VOL 2001-4
Scorecard on Regulatory Structure Reform: Part II
This is the second of a two-part report on the prospects for regulatory structure reform. My thesis is that modernization of the U.S. financial system will not be accomplished solely by the Gramm-Leach-Bliley Act of 1999 (the GLB Act). The GLB Act was intended to lower or eliminate barriers between or among the various financial services industries, but did not deal with the obvious fact that the combination of integrated financial markets and fragmented national regulation raises major public policy issues. To achieve truly effective modernization, I believe, as do most other observers, that additional legislation will be needed, addressing regulatory structure reform, deposit insurance reform and the lingering separation of banking and commerce. The most pressing need is for regulatory structure reform.
Part I dealt with two particularly difficult regulatory structure issues: 1) the need to reduce the excessive number of different regulatory agencies for an emerging single financial services industry, and 2) the appropriate role for the central bank in the new scheme of things.
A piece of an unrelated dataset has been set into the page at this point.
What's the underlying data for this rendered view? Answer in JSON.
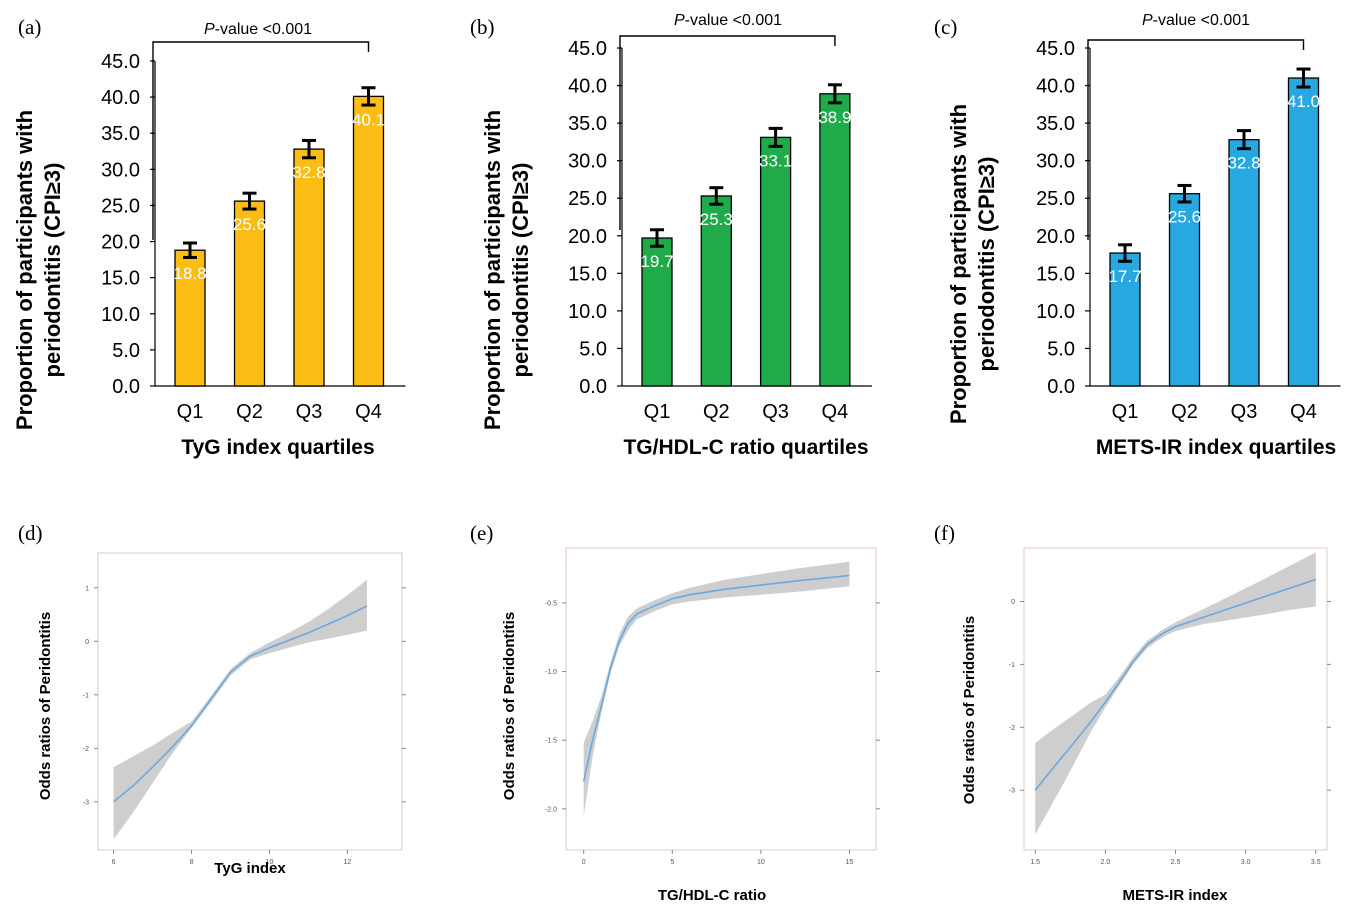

In some ways, the most surprising question was why there is apparently so little interest in regulatory structure reform in the United States. One of the factors that discourage such initiatives is the reluctance of the Federal Reserve, a formidable political force, to surrender its important role in banking supervision and regulation. Indeed, the central bank seems intent on expanding its regulatory power. In contrast, many other advanced nations – Britain perhaps being the most prominent and Germany the most recent – have moved decisively to restructure their regulatory systems and free their central banks from hands-on supervision of banks and other financial institutions. Another factor is seemingly little resistance to the proliferation of regulatory agencies. It may be hard to believe, but there is serious talk in industry and Congressional circles of creating a new federal agency to charter insurance companies (apparently while leaving state chartering agencies in place) and even to create a new federal corporation similar to the FDIC to protect the public in the event of insurance company failures. A third factor complicating any serious attention to regulatory structure reform is the "dual banking system," an arrangement unique to the United States that has a history of frustrating past efforts to simplify the fragmented U.S. banking structure. A key question is whether dual banking can play a constructive role in regulatory agency structure reform.
Section I of this report deals with the fragmented U.S. regulatory structure as it relates to the traditional dual banking system. Section II looks at what I believe to be an emerging dual system at the federal level. Section III examines deposit insurance reform from the perspective of regulatory structure in the new financial setting created by the GLB Act. And Section IV winds things up with a few summary comments.